Professors Olaf Plotner and Martin Kupp, from the European School of Management and Technology, produced a case study in 2011 examining a Siemens foray into one small corner of China's emerging economy. German industrial giant Siemens AG (NYSE:SI) learned an interesting little lesson on how to save its larger interests through some trial-and-error tweaking of minor things that began to go a little off-course. The tweaking part was a necessary step in correcting a pretty good plan that began to go astray. This serves to show that even the best-of-the-best have to stay on their toes at every level and at all times.
Siemens expanded its already broad portfolio with a timely expeditionary entrance into one of China's niche segments: fire protection. Of course there's more to it than just protection. There are a lot of buildings of every sort popping up across China's landscape, from big metropolitan areas to small, outlying cities. The niche segment of making sure those buildings don't burn to the ground has created a blossoming business in the area of fire risk. Sophisticated protection systems require more than just a few fire extinguishers and smoke detectors. China, with its destructive earthquakes and the world's largest population, is familiar with catastrophe. The Chinese know as well as anyone the need for disaster prevention, management, and recovery.
In 2007 Siemens Building Technologies (SBT) had risen to global leadership in fire detection systems, specializing in higher-end systems. The China quandary was that high-end systems were at the low end of the country's large, fast-growing market in this area. Local companies were grabbing most of that market. They were succeeding because their products were being sold at 75% less cost than superior high-end products. The admonition that you get what you pay for was less important than a label reading: Made in China. In any case, the market showed sales numbers of 17 million units, which were worth over 100 million euros in 2007-2008.
Maneuvering successfully into China's new fire management market, Siemens Building Technologies strategized to offer premium equipment bundled with solutions services, a coupling of product and know-how. Bringing superior German products to the competitive Chinese market required dropping down into the low end, with greater volume to compensate for lower margins. Not exactly a new idea, but a good move at the right time. The Siemens plan called for relocating product development and management in China as part of its efficiencies strategy. Good, so far.

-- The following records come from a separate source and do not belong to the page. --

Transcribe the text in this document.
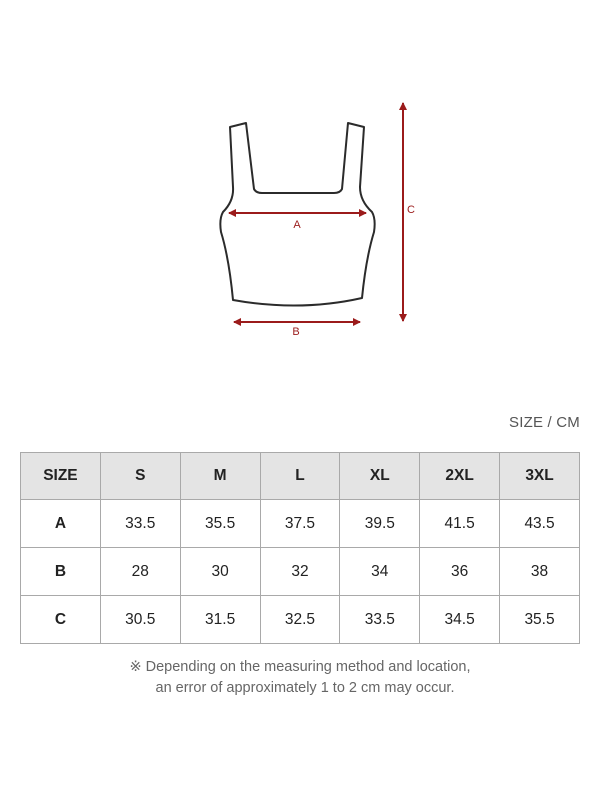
A
B
C
SIZE / CM
SIZE	S	M	L	XL	2XL	3XL
A	33.5	35.5	37.5	39.5	41.5	43.5
B	28	30	32	34	36	38
C	30.5	31.5	32.5	33.5	34.5	35.5
※ Depending on the measuring method and location,
an error of approximately 1 to 2 cm may occur.
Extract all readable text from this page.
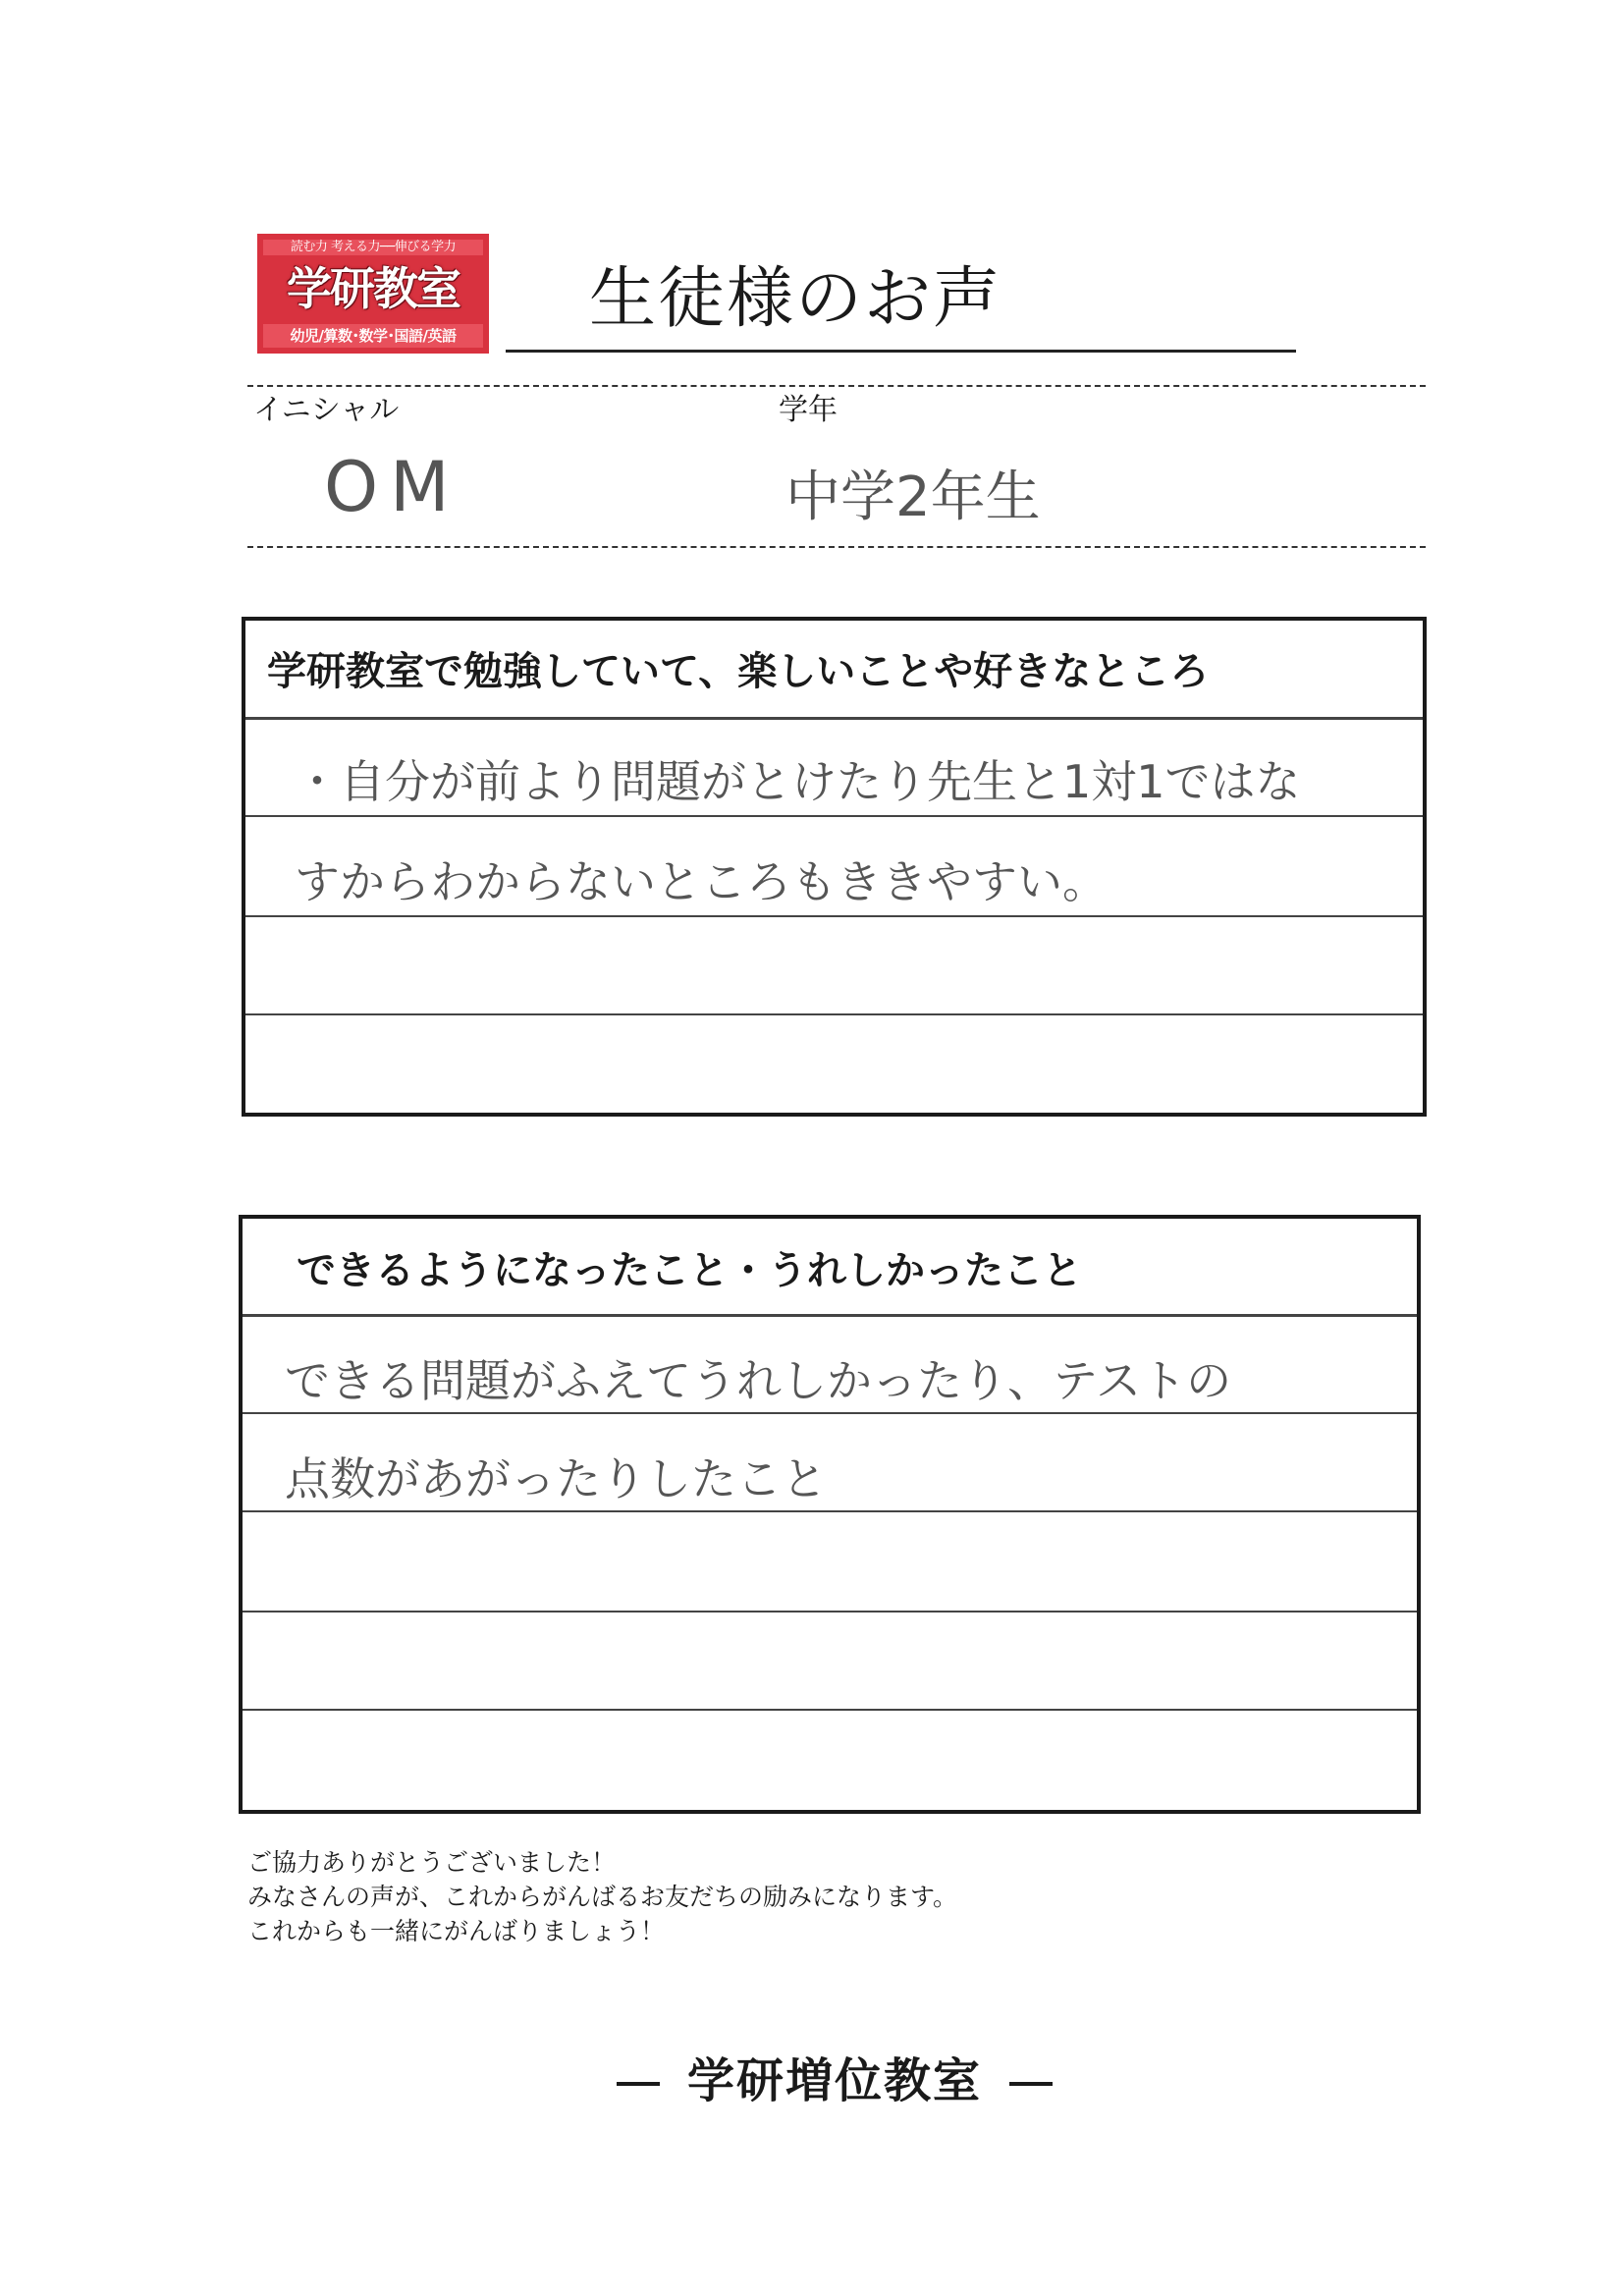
読む力 考える力──伸びる学力
学研教室
幼児/算数･数学･国語/英語	生徒様のお声
イニシャル	学年
OM	中学2年生
学研教室で勉強していて、楽しいことや好きなところ
・自分が前より問題がとけたり先生と1対1ではな
すからわからないところもききやすい。
できるようになったこと・うれしかったこと
できる問題がふえてうれしかったり、テストの
点数があがったりしたこと
ご協力ありがとうございました！
みなさんの声が、これからがんばるお友だちの励みになります。
これからも一緒にがんばりましょう！
学研増位教室
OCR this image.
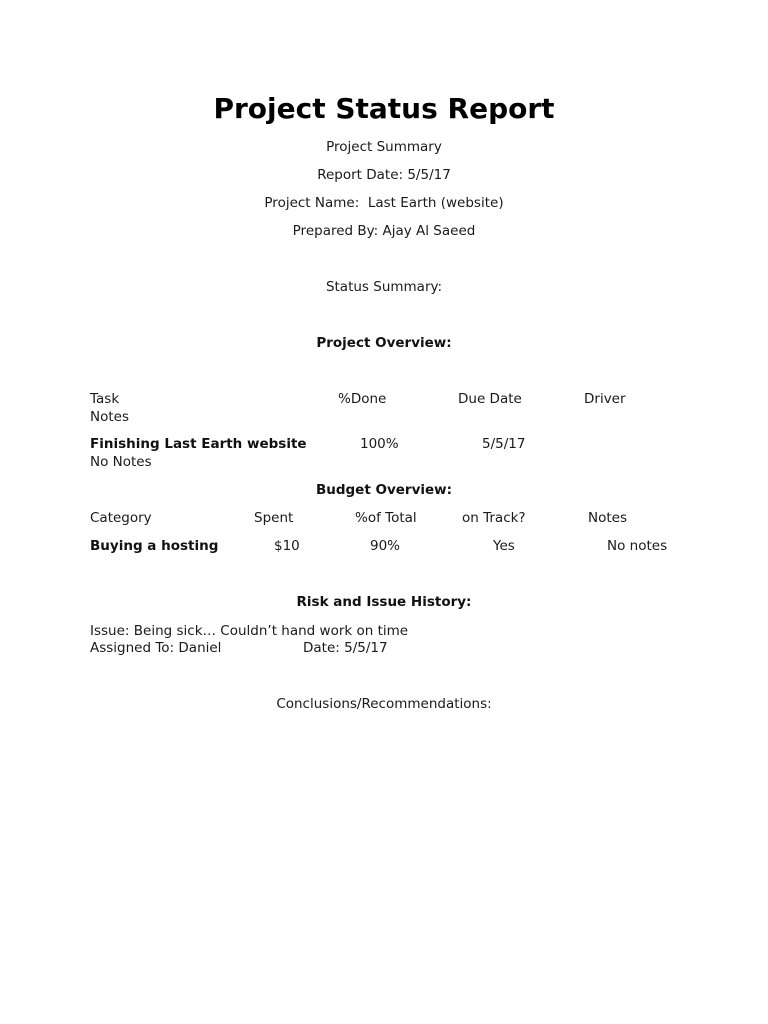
Project Status Report
Project Summary
Report Date: 5/5/17
Project Name:  Last Earth (website)
Prepared By: Ajay Al Saeed
Status Summary:
Project Overview:
Task	%Done	Due Date	Driver
Notes
Finishing Last Earth website	100%	5/5/17
No Notes
Budget Overview:
Category	Spent	%of Total	on Track?	Notes
Buying a hosting	$10	90%	Yes	No notes
Risk and Issue History:
Issue: Being sick… Couldn’t hand work on time
Assigned To: Daniel	Date: 5/5/17
Conclusions/Recommendations:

Where the overall plan began to hit choppy waters was in bypassing the indigenous sales teams of Siemens China in favor of a mixed sales force from the low-end product specialists and the high-end sales people, so-called "value adding" partners. This approach was a money-saving attempt to avoid time-consuming and costly training of an altogether new sales force. It worked for about two years with SBT grabbing a good chunk of market share.
The mistake was hidden beneath the surface of apparent success. Some of the 'value-added' sales people soon found that they could manipulate high-end pricing through markups they were ultimately able to "redirect" to themselves. Utilizing the partnership relation rather than a more binding full team of trained and dedicated sales people wholly loyal to the company allowed the value-added group to jeopardize the long-term strategy for SBT's China operations.
Fortunately the company was on top of things. The strong Siemens brand name and diligent management response carried it past any lasting damage that could have resulted from the flawed sales force arrangement. It turned out to be a minor issue that served Siemens in the long run. The company learned, adjusted, and used its knowledge-through-error to spread its reach in other parts of Asia and into Brazil with success.
The bottom line in this instance is, well, the bottom line! Siemens cashed in on a fractional segment of China's huge and growing economy and continues to do so.